To pick an asteroid to build a habitat out of, we're not constrained by mass anymore, since the goal is to use the pores, which are already at vacuum.  I will refer to the "rock pressure" as the pressure that has to be transmitted by the structural rocks.  Between those rocks, you could keep breathable air.  I illustrated the basics of the concepts for Sylvia, which is very nearly the largest body with significant porosity.  By my data, it also has the greatest void volume (which comes from a combination of mass and density parameters).  You would need to place the pressure boundary somewhere below the 1 atm line, but anywhere within that boundary would do.  So here's what I have in mind:


This would create the maximum amount of volume with breathable air (without an "inflating" process).  It is huge, and the total mass of air which can be contained comes out to nearly 18% of Earth's entire atmosphere.  If you sum up values for even a small set of asteroids for which we know the porosity of, it becomes clear the the main belt could easily hold several times as much breathable air as Earth with this method.
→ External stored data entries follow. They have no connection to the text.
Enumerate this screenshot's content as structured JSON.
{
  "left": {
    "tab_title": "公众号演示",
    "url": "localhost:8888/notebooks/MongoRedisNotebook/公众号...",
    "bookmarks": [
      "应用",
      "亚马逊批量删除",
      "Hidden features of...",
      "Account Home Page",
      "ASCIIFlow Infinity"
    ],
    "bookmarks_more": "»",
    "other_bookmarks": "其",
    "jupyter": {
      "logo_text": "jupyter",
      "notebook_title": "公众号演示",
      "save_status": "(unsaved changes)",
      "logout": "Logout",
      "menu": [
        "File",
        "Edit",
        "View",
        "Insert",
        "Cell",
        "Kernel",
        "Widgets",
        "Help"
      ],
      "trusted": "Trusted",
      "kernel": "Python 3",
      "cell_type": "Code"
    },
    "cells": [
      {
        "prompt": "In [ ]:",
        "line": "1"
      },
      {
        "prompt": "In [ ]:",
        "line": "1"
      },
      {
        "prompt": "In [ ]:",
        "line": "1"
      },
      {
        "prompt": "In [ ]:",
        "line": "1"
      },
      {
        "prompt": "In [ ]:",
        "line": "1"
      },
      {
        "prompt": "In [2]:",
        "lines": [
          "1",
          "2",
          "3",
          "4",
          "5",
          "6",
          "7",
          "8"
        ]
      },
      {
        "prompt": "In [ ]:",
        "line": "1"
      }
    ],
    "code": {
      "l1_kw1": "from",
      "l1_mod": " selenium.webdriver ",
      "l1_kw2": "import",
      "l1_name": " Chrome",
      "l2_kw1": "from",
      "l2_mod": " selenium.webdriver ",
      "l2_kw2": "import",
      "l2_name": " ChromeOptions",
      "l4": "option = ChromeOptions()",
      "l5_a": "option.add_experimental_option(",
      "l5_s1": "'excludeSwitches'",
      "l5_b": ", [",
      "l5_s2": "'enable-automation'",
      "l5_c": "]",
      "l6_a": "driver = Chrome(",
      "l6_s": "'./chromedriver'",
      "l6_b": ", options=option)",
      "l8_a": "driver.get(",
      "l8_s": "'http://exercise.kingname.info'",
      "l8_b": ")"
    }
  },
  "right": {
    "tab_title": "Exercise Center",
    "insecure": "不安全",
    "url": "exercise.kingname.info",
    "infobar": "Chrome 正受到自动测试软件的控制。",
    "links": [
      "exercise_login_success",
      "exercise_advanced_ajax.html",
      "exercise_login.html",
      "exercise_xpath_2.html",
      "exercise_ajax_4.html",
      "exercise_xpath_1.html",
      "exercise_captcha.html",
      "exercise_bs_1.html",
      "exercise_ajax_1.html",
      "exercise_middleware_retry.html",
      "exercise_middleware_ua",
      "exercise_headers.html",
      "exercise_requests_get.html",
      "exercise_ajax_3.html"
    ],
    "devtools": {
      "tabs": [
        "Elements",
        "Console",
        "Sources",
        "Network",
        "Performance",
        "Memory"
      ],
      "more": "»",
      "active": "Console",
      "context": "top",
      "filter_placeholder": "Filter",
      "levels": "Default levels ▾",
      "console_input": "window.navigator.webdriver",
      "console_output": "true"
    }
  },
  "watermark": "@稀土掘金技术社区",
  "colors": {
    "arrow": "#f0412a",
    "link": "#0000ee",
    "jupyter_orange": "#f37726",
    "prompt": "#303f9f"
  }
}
This also gets around the problem of "inflatability" that I've referred to several times.  There's nothing to inflate and little matter to move around.  You just erect a thin plastic-ish barrier to keep the air in, and the "supports" for this surface are already there.  Well, almost.  There remains an issue that the crevices will not be trivial to seal.  If you look at packing patterns for spheres in 3D space, the area that needs to be sealed will be on the order of the diameter of the balls themselves.  This is a problem, but one possible solution would be to use the movable rubble as a backstop.  If the rubble comes in a fairly smooth size distribution, then the large rocks will be locked in place due to the pressure from gravity and the smaller ones will be floating around, but those smaller ones will be fitting into the interstitial locations.  If you corral those smaller rocks to the edge of where you want to put the pressure boundary, they can provide a more continuous backstop for the pressure boundary.  I tried to illustrate this below.

Detail of Pressure Boundary Engineering



At the smallest end, you might end up needing to mill some rocks into basically gravel, and use that to fill in the final crevices.  Basically, it's a hierarchy problem.  You will need rocks of all sizes to compliment themselves in order to create a relatively flat surface over which to overlay the air boundary.  This concept produces surprising parameters.
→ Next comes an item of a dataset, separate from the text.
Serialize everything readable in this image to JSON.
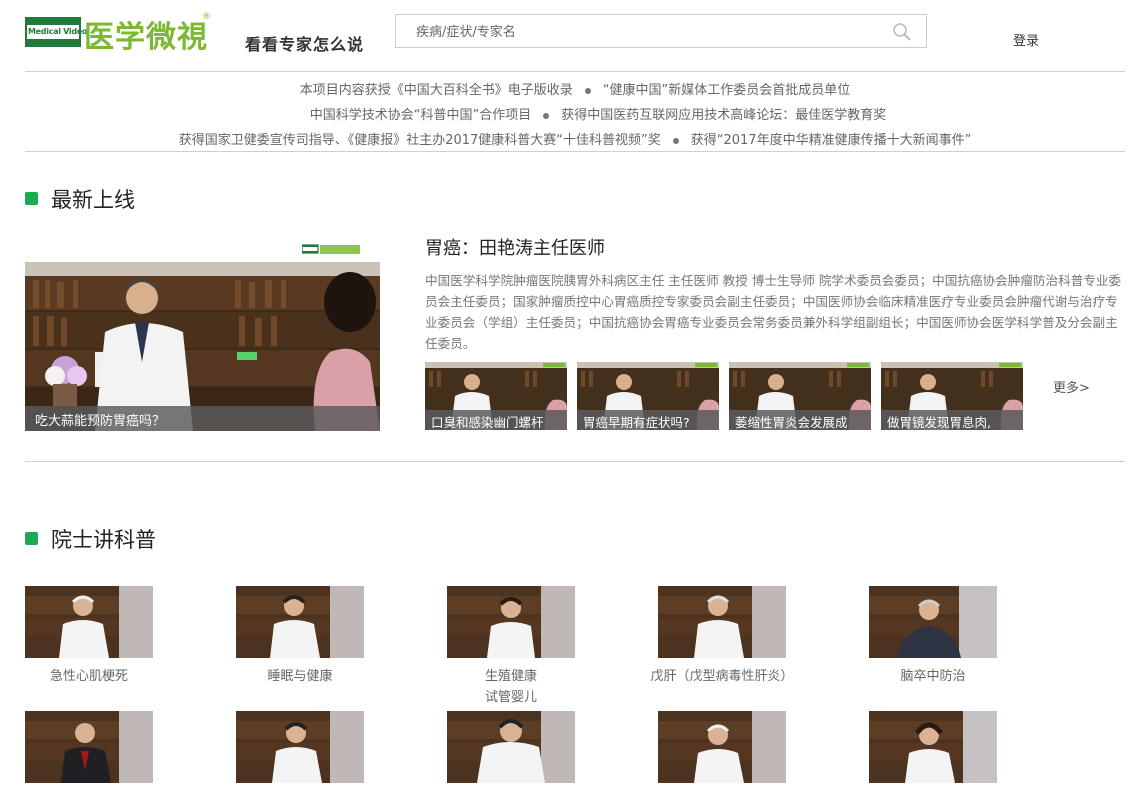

There is really no denying that:
  • This is possible with drastically minimal technology as opposed to other gravity balloon concepts
  • It can scale to diameters of around 300 km - unthinkably huge

Obvious problems with the design:
  • Pore size might not be large enough for artificial gravity rotating structures
  • Movable rock sizes might not be small enough to support pressure seal
  • Could be too much rubble, difficult to clear
  • Thermal and chemical impact on structural rocks from the breathable air

Obviously, you would not have a totally continuously atmosphere, of the type portrayed in the Virga world.  However, we don't know how large these pores are.  A single pore inside Sylvia might be as large as the largest inflatable gravity balloon.  It is truly a mind-blowing concept.  Of course, you can't get something for nothing, so this is a concept assisted by the material strength of the rubble.  Compressive, not tensile strength.  Gravity pulls "in" and the rocks push "out".  Then, the pressure boundary can physically be constructed with minimal effort by pushing "out" on a layer of rocks which are pulled "in" by gravity.  I return to the concept of breaking length that I've addressed before.  The size of Sylvia corresponds to a material breaking length of about 375 meters.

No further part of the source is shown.